EŞİTLİĞİ SİMGELEYEN BÖLÜM KAPATILDI
İngiltere’nin en büyük mozaik panosu olan 100 metrekarelik ’ Barış Panosu’ dünya üzerindeki eşitliği ve barışı simgeliyordu. Panonun üst kısmında yer alan dünya haritası, barışı simgeleyen gökkuşağı ve Sol Anahtarı aracılığıyla alt kısımdaki piyanoya bağlanıyordu. Piyanoda ise bir siyah, bir de beyaz el tarafından ’Joy of the World’ adlı ünlü barış şarkısının notaları çalınıyordu. Ancak Haringay Belediyesi 1999 yılında sanatçı Erbil’in haberi olmadan panonun en anlamlı kısmı olan piyano ve siyah-beyaz ellerin bulunduğu bu alt kısmını bir camekanla kapattı. Ayaklanmanın yaşandığı Broadwater Farm toplu konut merkezindeki Tangmere binasına camekanlı ek bir giriş yapılarak panonun bu bölümü gizlenmiş oldu. Aynı zamanda panonun yan kısmında bulunan ’barış güvercini’ ile ’ kıtaların eşitliğini’ simgeleyen siyah beyaz kadınlar da kapatıldı. Bu bölümdeki kimi mozaik parçaları da tahrip edildi.
’EŞİTLİKTEN RAHATSIZ OLDULAR’
Panonun eşitliği simgeleyen bölümünün kapatılmasını eleştiren sanatçı Gülsün Erbil, bu girişimin bilinçli bir şekilde yapılmş olabileceğini söyledi. Erbil, "ABD’de bulunduğum sırada habersiz bir şekilde panoyu kapatmışlar. Bu bölüm, panonun yapılış amacını taşıyordu. Belli ki eşitlikten rahatsız olmuşlar. Bu hem insanlığa hem de sanata hakarettir" dedi. Erbil, panonun onarımı ve kapatılan bölümünün tekrar açılması için hukuksal bir girişim başlatacağını da sözlerine ekledi.
PRENSES DIANA DA ZİYARET ETMİŞTİ
Ressam Gülsün Erbil tarafından meslektaşları Mahmut Bozkurt ve Aydın Ayan’ın yardımıyla yapılan ’Barış Panosu’ birçok farklı etnik grubun yaşadığı Kuzey Londra’nın simgesi haline gelmişti. Törenle açılan panoyu eski Galler Prensesi Diana da ziyaret etmişti.

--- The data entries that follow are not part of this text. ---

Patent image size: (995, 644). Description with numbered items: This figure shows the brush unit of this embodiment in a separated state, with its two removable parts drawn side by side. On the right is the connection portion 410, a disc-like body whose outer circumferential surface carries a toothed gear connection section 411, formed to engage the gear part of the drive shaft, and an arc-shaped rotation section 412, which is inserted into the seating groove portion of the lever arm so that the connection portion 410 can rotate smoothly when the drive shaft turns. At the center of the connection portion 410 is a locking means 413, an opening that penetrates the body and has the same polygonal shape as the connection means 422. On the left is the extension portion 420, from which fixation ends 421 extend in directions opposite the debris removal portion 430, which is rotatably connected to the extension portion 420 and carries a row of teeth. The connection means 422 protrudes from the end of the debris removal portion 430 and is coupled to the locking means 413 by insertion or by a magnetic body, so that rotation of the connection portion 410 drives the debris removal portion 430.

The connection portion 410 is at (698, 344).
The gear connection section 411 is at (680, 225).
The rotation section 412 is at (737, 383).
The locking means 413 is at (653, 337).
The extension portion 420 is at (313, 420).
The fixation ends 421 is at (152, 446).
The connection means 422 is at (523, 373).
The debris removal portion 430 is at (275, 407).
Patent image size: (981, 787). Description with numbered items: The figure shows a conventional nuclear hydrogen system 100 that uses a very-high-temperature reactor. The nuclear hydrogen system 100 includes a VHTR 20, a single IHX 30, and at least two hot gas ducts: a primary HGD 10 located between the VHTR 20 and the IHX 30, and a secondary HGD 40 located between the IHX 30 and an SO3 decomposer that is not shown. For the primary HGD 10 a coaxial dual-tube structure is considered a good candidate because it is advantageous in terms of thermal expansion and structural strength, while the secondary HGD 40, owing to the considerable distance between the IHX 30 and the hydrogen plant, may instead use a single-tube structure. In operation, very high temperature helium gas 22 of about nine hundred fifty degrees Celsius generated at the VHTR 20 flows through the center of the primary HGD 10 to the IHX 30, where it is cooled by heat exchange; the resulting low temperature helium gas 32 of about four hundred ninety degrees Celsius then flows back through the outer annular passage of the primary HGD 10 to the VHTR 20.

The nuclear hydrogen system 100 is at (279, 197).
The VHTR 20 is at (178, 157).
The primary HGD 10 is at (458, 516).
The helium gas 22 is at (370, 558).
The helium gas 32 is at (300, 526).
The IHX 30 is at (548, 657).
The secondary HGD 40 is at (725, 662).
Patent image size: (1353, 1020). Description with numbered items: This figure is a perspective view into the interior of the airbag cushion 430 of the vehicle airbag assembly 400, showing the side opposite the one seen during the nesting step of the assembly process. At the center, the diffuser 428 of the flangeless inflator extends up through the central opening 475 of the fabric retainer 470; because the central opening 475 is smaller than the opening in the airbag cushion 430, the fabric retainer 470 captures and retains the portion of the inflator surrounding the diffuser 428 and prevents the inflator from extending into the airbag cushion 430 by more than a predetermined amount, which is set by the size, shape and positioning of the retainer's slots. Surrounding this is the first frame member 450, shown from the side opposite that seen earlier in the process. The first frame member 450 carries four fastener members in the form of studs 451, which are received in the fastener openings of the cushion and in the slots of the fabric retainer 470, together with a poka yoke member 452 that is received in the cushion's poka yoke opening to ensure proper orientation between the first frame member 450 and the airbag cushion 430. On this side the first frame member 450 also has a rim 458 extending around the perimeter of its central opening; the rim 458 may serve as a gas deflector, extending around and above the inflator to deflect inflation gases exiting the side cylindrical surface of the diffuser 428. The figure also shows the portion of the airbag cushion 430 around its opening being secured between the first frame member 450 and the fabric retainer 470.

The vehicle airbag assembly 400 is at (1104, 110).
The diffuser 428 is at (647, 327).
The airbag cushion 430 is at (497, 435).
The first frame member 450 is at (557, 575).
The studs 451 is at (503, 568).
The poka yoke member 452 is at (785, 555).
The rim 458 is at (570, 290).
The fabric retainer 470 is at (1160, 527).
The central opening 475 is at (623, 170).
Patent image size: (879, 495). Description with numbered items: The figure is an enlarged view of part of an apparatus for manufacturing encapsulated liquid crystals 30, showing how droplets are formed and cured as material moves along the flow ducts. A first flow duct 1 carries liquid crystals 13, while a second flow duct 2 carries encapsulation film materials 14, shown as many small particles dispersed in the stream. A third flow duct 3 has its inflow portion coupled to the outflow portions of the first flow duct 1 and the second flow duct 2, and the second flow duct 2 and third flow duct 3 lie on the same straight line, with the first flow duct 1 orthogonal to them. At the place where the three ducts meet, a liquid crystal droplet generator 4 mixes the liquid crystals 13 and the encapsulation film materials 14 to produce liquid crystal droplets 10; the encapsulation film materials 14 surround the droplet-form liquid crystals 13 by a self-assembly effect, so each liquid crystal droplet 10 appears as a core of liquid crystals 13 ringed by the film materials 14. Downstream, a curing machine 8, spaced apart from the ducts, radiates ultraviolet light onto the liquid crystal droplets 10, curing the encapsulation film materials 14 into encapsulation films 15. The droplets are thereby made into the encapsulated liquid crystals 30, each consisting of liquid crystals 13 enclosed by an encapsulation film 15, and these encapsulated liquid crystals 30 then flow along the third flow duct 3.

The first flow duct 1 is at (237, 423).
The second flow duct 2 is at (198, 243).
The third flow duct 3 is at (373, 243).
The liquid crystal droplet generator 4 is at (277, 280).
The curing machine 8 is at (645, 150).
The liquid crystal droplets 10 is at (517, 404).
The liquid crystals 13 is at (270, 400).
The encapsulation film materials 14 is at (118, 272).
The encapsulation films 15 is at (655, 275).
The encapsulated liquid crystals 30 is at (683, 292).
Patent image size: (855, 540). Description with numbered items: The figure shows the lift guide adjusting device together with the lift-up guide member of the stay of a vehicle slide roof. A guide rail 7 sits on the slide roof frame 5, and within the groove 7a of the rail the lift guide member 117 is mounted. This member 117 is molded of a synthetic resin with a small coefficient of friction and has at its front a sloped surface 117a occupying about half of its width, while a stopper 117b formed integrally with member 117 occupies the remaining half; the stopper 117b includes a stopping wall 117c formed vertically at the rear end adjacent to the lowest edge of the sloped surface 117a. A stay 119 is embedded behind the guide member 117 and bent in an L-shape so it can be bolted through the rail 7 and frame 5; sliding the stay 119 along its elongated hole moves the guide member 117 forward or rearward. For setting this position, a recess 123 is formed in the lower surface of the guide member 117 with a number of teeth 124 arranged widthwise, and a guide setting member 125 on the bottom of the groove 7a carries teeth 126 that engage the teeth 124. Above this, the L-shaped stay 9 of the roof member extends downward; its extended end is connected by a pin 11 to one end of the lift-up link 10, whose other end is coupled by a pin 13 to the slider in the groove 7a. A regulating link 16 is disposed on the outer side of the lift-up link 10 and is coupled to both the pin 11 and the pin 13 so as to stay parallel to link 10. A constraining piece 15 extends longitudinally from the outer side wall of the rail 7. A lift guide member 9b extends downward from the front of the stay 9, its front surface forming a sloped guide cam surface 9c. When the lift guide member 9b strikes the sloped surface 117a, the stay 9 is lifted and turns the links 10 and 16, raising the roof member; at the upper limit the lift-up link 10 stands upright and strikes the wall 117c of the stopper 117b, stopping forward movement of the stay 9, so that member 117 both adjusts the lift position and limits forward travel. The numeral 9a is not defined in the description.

Gülsün Erbil yaptığı tarihi ’Barış Panosu’nun ücretini de yılar süren bir hukuk savaşı sonucunda alabildi. Harringay Sanat Konseyi tarafından sanatçıya ödenmesi gereken 150 bin sterlin, dönemin Broadwater dernek yöneticileri tarafından Jamaika’ya kaçırılmıştı. Bunun üzerine derneğe dava açan Erbil, 4 yıl süren hukuk savaşı sonrasında emeğinin karşılığını alabildi.
SANAT KONUSUNDA AÇILMIŞ EN BÜYÜK DAVAYI DA KAZANMIŞTI
Ressam Gülsün Erbil, geçen yıl Türkiye’de sanat alanında açılmış en büyük davayı da kazanmıştı. Artı Mezat, Ekim 2002’de Ceylan Intercontinental Otel’de düzenlediği müzayedede satışa sunulan Cevat Dereli tablosunun sahte olduğunu söyleyen ressam Erbil’e 100 milyar liralık bir dava açmıştı. Erbil, 3.5 yıl süren davayı kazanan taraf olmuştu.
Londra’daki ’Barış Panosu’yla ilgili yaşadığı sıkıntıların ardından Türkiye’ye yerleşen Gülsün Erbil, sanatsal çalışmalarına burada devam ediyor. Bir zamanlar İngiltere’nin en büyük etnik ayaklanmalarından birine tanıklık eden Londra’daki ’Broadwater Farm’ toplu konutu ise bugünlerde uyuşturucu, mafya ve kaçakçılığın merkezi haline gelmiş durumda.